Le premier soldat opéré dans le cadre de l’essai clinique de cette année est en voie de guérison. Il vient de terminer le programme de réhabilitation de six mois, et "il va bien", affirme le docteur Badylak. "Alors que cela aurait dû se terminer en amputation, ce soldat a maintenant un membre qui fonctionne bien mieux qu’après la blessure."

A l’heure actuelle, il n’existe quasiment aucune solution pour les victimes de traumatismes majeurs, qui doivent faire face à la perspective d'une douleur chronique et d'un handicap, et n'ont comme alternative thérapeutique que l'amputation. "La perte massive de muscles et de tendons qui résulte d’un traumatisme, entraîne inévitablement la perte de fonctions et une douleur prolongée, raconte le docteur Badylak. La reconstruction des muscles et des tendons, après une blessure, est souvent impossible. Les options chirurgicales sont très limitées, et c'est assez courant de voir amputer le membre."

Si le rythme des avancées médicales reste stable, l’essai clinique pourrait se terminer dans deux ans. D’ici dix ans, les milliers de soldats américains blessés sur les fronts irakiens et afghans, qui ont perdu des muscles et souffrent depuis de douleurs chroniques, pourraient enfin éviter de se faire amputer, et retrouver au moins un quart de leurs fonctions physiques.

Cet essai de l’Université de Pittsburgh fait partie de l'Institut de médecine régénérative des forces armées : un programme de 250 milliards de dollars du Pentagone pour accélérer le développement de cette branche de la médecine. L’autre axe important du projet, c’est la reconstitution d’os. Une étude est conduite au Pitt Medical center dans ce sens : faire repousser des os pour les patients dont la main ou la boîte crânienne est endommagée, grâce à un "ciment d’os" spécifique.

Ces essais, s’ils sont destinés en premier aux soldats américains, pourraient révolutionner la chirurgie orthopédique et traumatologique. Appliquée aux civils, la méthode du docteur Badylak signifie que les accidents de voitures, les incendies ou certains cancers ne causeront plus forcément des dégâts irréparables. Elle pourrait changer la vie des victimes d’accidents graves. "Restaurer la qualité de vie des individus affectés, dans le secteur privé comme dans l’armée, est l’objectif final de ce travail", explique le docteur Badylak.

Le tout premier a en avoir bénéficié, c'est le marine Isaias Hernandez.
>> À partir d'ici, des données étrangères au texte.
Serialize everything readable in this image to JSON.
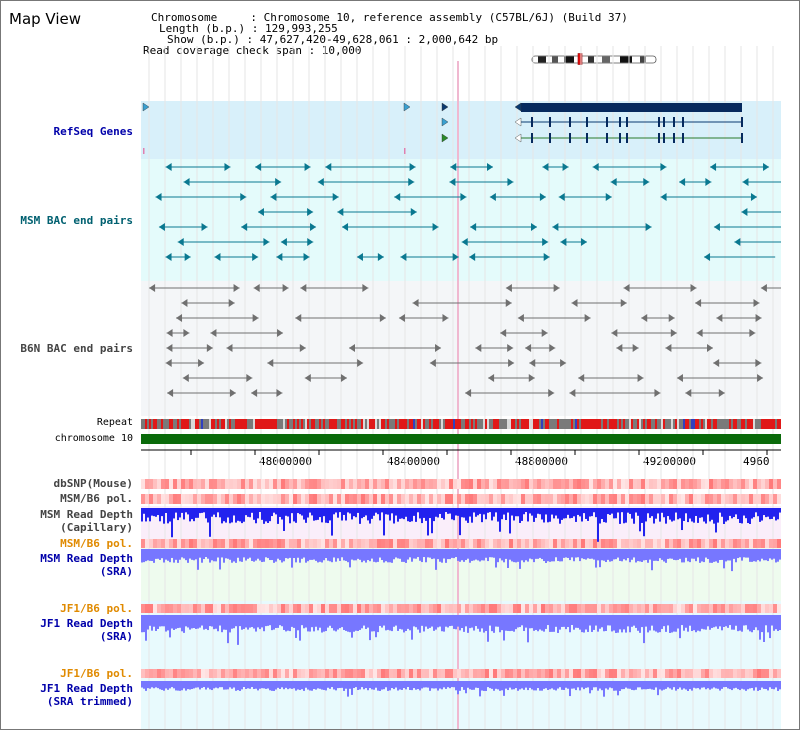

En 2004, il se trouvait dans la province d'Al-Anbar, en Afghanistan, quand il perd un quart de sa cuisse droite à cause d'un éclat d'obus. En 2008, le soldat a déjà subi une cinquantaine d'opérations quand il se porte volontaire pour devenir le premier humain sur lequel sera testée la thérapie expérimentale du docteur Badylak. Trois ans plus tard,"ça va plutôt bien", résume le soldat. "J'ai perdu du poids et je fais du sport." Son objectif : retrouver la forme afin de pouvoir rejoindre les marines.